One such program that is popular with utilities, Slocum said, is net metering. The utility installs meters outside a home that allow the customer to see the price of using appliances at different times of the day. But most consumers, he said, are unlikely to delay using a dishwasher or clothes dryer when they see it will only save a few cents.
The net meters, he said, cost utilities about $500 and quickly become outdated because the technology changes.
The premise that utilities are working to protect customers is flawed, Slocum said. Utilities are very adept at getting what they want through state and local public utility commissions, he said.
"The utility's interest is maximizing value for their shareholders," Slocum said. "They are not a charity. They are a business. A business is looking to make money."
Owen, spokesman for EEI, said that while it is true utilities want a good rate of return for shareholders, they want to ensure that any cap-and-trade program passed by Congress is a success.
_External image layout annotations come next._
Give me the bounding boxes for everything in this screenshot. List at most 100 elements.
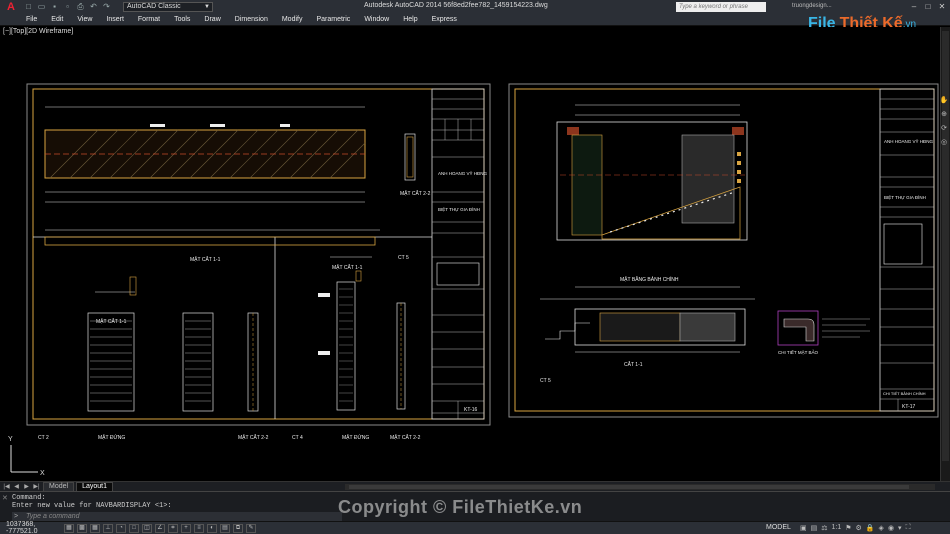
isolate-objects-icon[interactable]: ◉ xyxy=(888,524,894,532)
titleblock2-sheet-title: CHI TIẾT BẢNH CHÍNH xyxy=(883,391,926,396)
menu-window[interactable]: Window xyxy=(364,16,389,23)
menu-modify[interactable]: Modify xyxy=(282,16,303,23)
ducs-icon[interactable]: ⌗ xyxy=(168,523,178,533)
label-ct5-a: CT 5 xyxy=(398,255,409,261)
osnap-icon[interactable]: □ xyxy=(129,523,139,533)
label-section-1-1-c: MẶT CẮT 1-1 xyxy=(332,263,363,271)
label-section-2-2-a: MẶT CẮT 2-2 xyxy=(400,189,431,197)
orbit-icon[interactable]: ⟳ xyxy=(941,124,947,132)
model-space-toggle[interactable]: MODEL xyxy=(766,524,791,531)
copyright-watermark: Copyright © FileThietKe.vn xyxy=(338,497,583,517)
command-prompt-icon: > xyxy=(14,513,19,520)
new-icon[interactable]: □ xyxy=(22,1,35,13)
titleblock-project: BIỆT THỰ GIA ĐÌNH xyxy=(438,205,480,212)
titleblock2-client: ANH HOANG VỸ HĐNG xyxy=(884,138,934,144)
prev-tab-icon[interactable]: ◀ xyxy=(12,483,21,490)
detail-ct2: MẶT CẮT 1-1 CT 2 MẶT ĐỨNG MẶT CẮT 2-2 xyxy=(38,276,269,441)
save-icon[interactable]: ▪ xyxy=(48,1,61,13)
dyn-icon[interactable]: + xyxy=(181,523,191,533)
lineweight-icon[interactable]: ≡ xyxy=(194,523,204,533)
title-bar: A □ ▭ ▪ ▫ ⎙ ↶ ↷ AutoCAD Classic ▼ Autode… xyxy=(0,0,950,14)
titleblock-client: ANH HOANG VỸ HĐNG xyxy=(438,170,488,176)
undo-icon[interactable]: ↶ xyxy=(87,1,100,13)
label-ct2: CT 2 xyxy=(38,435,49,441)
minimize-icon[interactable]: – xyxy=(908,1,920,12)
otrack-icon[interactable]: ∠ xyxy=(155,523,165,533)
menu-file[interactable]: File xyxy=(26,16,37,23)
clean-screen-icon[interactable]: ⛶ xyxy=(906,524,911,532)
label-detail: CHI TIẾT MẶT BẢO xyxy=(778,349,819,355)
annotation-visibility-icon[interactable]: ⚑ xyxy=(845,524,851,532)
ortho-icon[interactable]: ⊥ xyxy=(103,523,113,533)
drawing-viewport[interactable]: [−][Top][2D Wireframe] ANH HOANG VỸ HĐNG… xyxy=(0,27,940,481)
layout-tabs-bar: |◀ ◀ ▶ ▶| Model Layout1 xyxy=(0,481,950,491)
menu-draw[interactable]: Draw xyxy=(204,16,220,23)
menu-tools[interactable]: Tools xyxy=(174,16,190,23)
open-icon[interactable]: ▭ xyxy=(35,1,48,13)
menu-view[interactable]: View xyxy=(77,16,92,23)
last-tab-icon[interactable]: ▶| xyxy=(32,483,41,490)
svg-text:X: X xyxy=(40,470,45,477)
drafting-toggles: ▦ ▩ ▦ ⊥ ◔ □ ◫ ∠ ⌗ + ≡ ◐ ▤ ⧉ ✎ xyxy=(64,523,256,533)
annotation-scale-icon[interactable]: ⚖ xyxy=(821,524,827,532)
command-history-line-1: Command: xyxy=(12,494,46,502)
grid-icon[interactable]: ▦ xyxy=(90,523,100,533)
label-section-2-2-b: MẶT CẮT 2-2 xyxy=(238,433,269,441)
titleblock-sheet-no: KT-16 xyxy=(464,407,478,413)
label-elevation-1: MẶT ĐỨNG xyxy=(98,434,125,441)
hardware-acceleration-icon[interactable]: ◈ xyxy=(879,524,884,532)
redo-icon[interactable]: ↷ xyxy=(100,1,113,13)
workspace-switch-icon[interactable]: ⚙ xyxy=(856,524,862,532)
zoom-icon[interactable]: ⊕ xyxy=(941,110,947,118)
lock-icon[interactable]: 🔒 xyxy=(866,524,875,532)
saveas-icon[interactable]: ▫ xyxy=(61,1,74,13)
window-controls: – □ ✕ xyxy=(908,1,948,12)
window-title: Autodesk AutoCAD 2014 56f8ed2fee782_1459… xyxy=(364,2,548,9)
detail-ct4: MẶT CẮT 1-1 CT 4 MẶT ĐỨNG MẶT CẮT 2-2 xyxy=(292,256,421,441)
annotation-monitor-icon[interactable]: ✎ xyxy=(246,523,256,533)
menu-parametric[interactable]: Parametric xyxy=(316,16,350,23)
command-input[interactable]: > Type a command xyxy=(12,512,342,521)
pan-icon[interactable]: ✋ xyxy=(940,96,949,104)
hscroll-thumb[interactable] xyxy=(349,485,909,489)
menu-format[interactable]: Format xyxy=(138,16,160,23)
label-section-2-2-c: MẶT CẮT 2-2 xyxy=(390,433,421,441)
print-icon[interactable]: ⎙ xyxy=(74,1,87,13)
maximize-icon[interactable]: □ xyxy=(922,1,934,12)
tab-model[interactable]: Model xyxy=(43,482,75,491)
chevron-down-icon: ▼ xyxy=(204,4,210,10)
menu-help[interactable]: Help xyxy=(403,16,417,23)
workspace-select[interactable]: AutoCAD Classic ▼ xyxy=(123,2,213,12)
svg-text:Y: Y xyxy=(8,436,13,443)
quick-view-drawings-icon[interactable]: ▤ xyxy=(811,524,818,532)
user-account[interactable]: truongdesign... xyxy=(792,3,832,9)
polar-icon[interactable]: ◔ xyxy=(116,523,126,533)
menu-edit[interactable]: Edit xyxy=(51,16,63,23)
workspace-value: AutoCAD Classic xyxy=(127,3,181,10)
label-ct4: CT 4 xyxy=(292,435,303,441)
quick-view-layouts-icon[interactable]: ▣ xyxy=(800,524,807,532)
menu-insert[interactable]: Insert xyxy=(106,16,124,23)
annotation-scale[interactable]: 1:1 xyxy=(832,524,842,532)
gate-detail: CHI TIẾT MẶT BẢO xyxy=(777,310,870,355)
selection-cycling-icon[interactable]: ⧉ xyxy=(233,523,243,533)
status-menu-icon[interactable]: ▾ xyxy=(898,524,902,532)
quick-properties-icon[interactable]: ▤ xyxy=(220,523,230,533)
infer-constraints-icon[interactable]: ▦ xyxy=(64,523,74,533)
close-icon[interactable]: ✕ xyxy=(936,1,948,12)
next-tab-icon[interactable]: ▶ xyxy=(22,483,31,490)
command-close-icon[interactable]: ✕ xyxy=(2,494,8,503)
tab-layout1[interactable]: Layout1 xyxy=(76,482,113,491)
autocad-logo-icon[interactable]: A xyxy=(0,0,22,14)
transparency-icon[interactable]: ◐ xyxy=(207,523,217,533)
horizontal-scrollbar[interactable] xyxy=(345,484,935,490)
3d-osnap-icon[interactable]: ◫ xyxy=(142,523,152,533)
status-right-tools: ▣ ▤ ⚖ 1:1 ⚑ ⚙ 🔒 ◈ ◉ ▾ ⛶ xyxy=(800,524,910,532)
menu-dimension[interactable]: Dimension xyxy=(235,16,268,23)
drawing-canvas[interactable]: ANH HOANG VỸ HĐNG BIỆT THỰ GIA ĐÌNH KT-1… xyxy=(0,27,940,481)
search-input[interactable]: Type a keyword or phrase xyxy=(676,2,766,12)
snap-icon[interactable]: ▩ xyxy=(77,523,87,533)
first-tab-icon[interactable]: |◀ xyxy=(2,483,11,490)
wheel-icon[interactable]: ◎ xyxy=(941,138,947,146)
menu-express[interactable]: Express xyxy=(432,16,457,23)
A consumer backlash would undermine support, he said.
"Why would we want our customers to be unhappy?" Owen said.
Who did it?
How the new language on industrial users ended up in the bill is not clear.
The Energy and Commerce Committee aide said she did not know how it came to be added. The Edison Electric Institute said it did not ask for the language. A lobbyist with the Electricity Consumers Resource Council, the association for industrial customers, said he talked with the Energy and Commerce Committee about the need to protect all consumers from paying higher costs, but he said he did not ask for the specific wording now in the bill.
Moreover, the provision "is so imprecise we are not convinced that it will protect industrial customers from the cost increases that are sure to be borne, nor that it provides any special benefit for industrial users," said Mark Yacker, vice president of government and public affairs for the group.
Michael Parr, senior manager of government affairs for DuPont, said he didn't work on the language and did not know who did. Dupont, a large manufacturer, is a member of the U.S. Climate Action Partnership, a powerful business and environmental alliance supporting climate legislation.
The addition of the language, after the vote in the Energy and Commerce panel, makes it suspicious, Slocum said.
"Somebody had a meeting and passed a piece of paper across the table with some suggested language and put it there," Slocum said.